Out-he-manning the cowboy-in-chief, Arnold Schwarzenegger strides into the arena in a cloud of cordite, cigar smoke, Hummer fumes and heavier bicep reps.
Spike TV, the first men's channel, offers "Baywatch," a Pamela Anderson cartoon called "Stripperella," "The A-Team," "American Gladiators," "Car and Driver" and "Trucks!"
Conservatives want to co-opt all this free-floating testosterone and copyright the bravery shown on 9/11. They disparage liberals as people who scorn "traditional" male traits and sanction gay romance.
The cover of the American Enterprise Institute's magazine bellows: "Real Men: They're Back."
A round-table discussion by conservative women produced the usual slavering over W. in his flight suit and Rummy in his gray suit.
"In George W. Bush, people see a contained, channeled virility," said Erica Walter, identified as "an at-home mom and Catholic writer." "They see a man who does what he says, whose every speech and act is not calculated."
Yeah. Nothing calculated about a president's delaying the troops from getting home and renting stadium lights so he can play dress up and make a movie-star landing on an aircraft carrier gussied up by his image wizards, at a cost of a mil.
Kate O'Beirne of The National Review gushes: "When I heard that he grew up jumping rope with the girls in his neighborhood, I knew everything I needed to know about Bill Clinton. . . . Bill Clinton couldn't credibly wear jogging shorts, and look at George Bush in that flight suit."
On the men's round-table, David Gutmann, a professor emeritus of psychology at Northwestern, notes that Mr.
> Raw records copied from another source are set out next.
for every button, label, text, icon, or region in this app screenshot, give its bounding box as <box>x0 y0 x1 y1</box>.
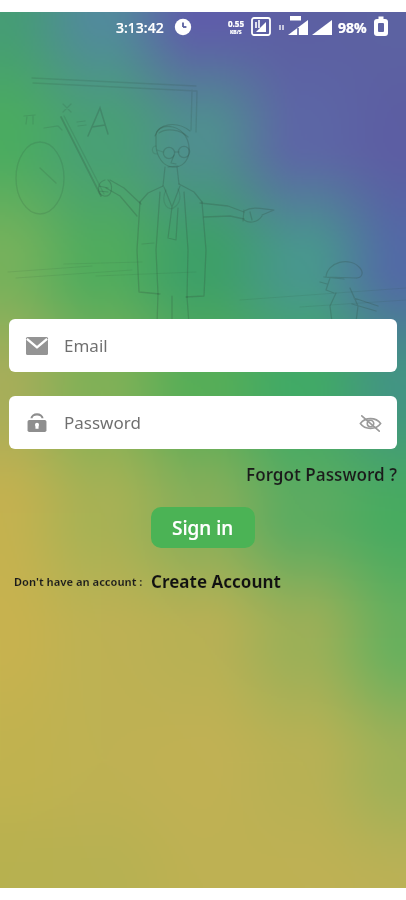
button[interactable]: Password <box>9 396 397 449</box>
button[interactable]: Show password <box>357 410 383 436</box>
button[interactable]: Forgot Password ? <box>246 463 397 486</box>
button[interactable]: Email <box>9 319 397 372</box>
button[interactable]: Sign in <box>151 507 255 548</box>
staticText: 0.55 <box>228 18 244 29</box>
staticText: Password <box>64 411 141 434</box>
button[interactable]: Create Account <box>151 570 281 593</box>
staticText: 98% <box>338 18 367 37</box>
staticText: 3:13:42 <box>116 18 164 37</box>
staticText: Sign in <box>172 515 234 541</box>
staticText: Don't have an account : <box>14 574 143 589</box>
staticText: KB/S <box>230 29 242 36</box>
staticText: Email <box>64 334 108 357</box>
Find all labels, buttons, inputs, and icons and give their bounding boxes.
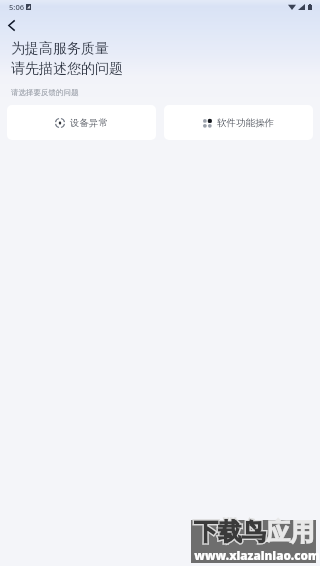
staticText: 请先描述您的问题 <box>11 60 123 78</box>
staticText: 设备异常 <box>70 117 108 129</box>
staticText: 下载鸟 <box>194 517 266 547</box>
staticText: www.xlazalnlao.com <box>194 547 320 563</box>
staticText: 为提高服务质量 <box>11 40 109 58</box>
staticText: 下载鸟 <box>194 517 266 547</box>
button[interactable]: Back <box>0 14 23 37</box>
button[interactable]: 软件功能操作 <box>164 105 313 140</box>
staticText: 应用 <box>266 517 314 547</box>
staticText: 软件功能操作 <box>217 117 274 129</box>
staticText: 5:06 <box>9 2 25 12</box>
staticText: 请选择要反馈的问题 <box>11 88 79 97</box>
button[interactable]: 设备异常 <box>7 105 156 140</box>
Bush "bears important masculine stigmata: he is a Texan, he is not afraid of war, and he sticks to his guns in the face of a worldwide storm of criticism."
Stigmata, schtigmata. Shouldn't real men be able to control their puppets? The Bush team could not even get Ahmad Chalabi and the Iraq Governing Council to condemn the U.N. bombing or feign putting an Iraqi face on the occupation. The puppets refused because they didn't want to be seen as puppets.
Shouldn't real men be able to admit they made a mistake and need help? Rummy & Co. bullied the U.N. and treated the allies like doormats before the war, thinking they could do everything themselves, thanks to the phony optimistic intelligence fed to them by the puppet Chalabi. No wonder they're meeting with a cold response as they slink back.
Shouldn't real men be reducing the number of Middle East terrorists rather than increasing them faster than dragon's teeth?
Could the real men please find some real men?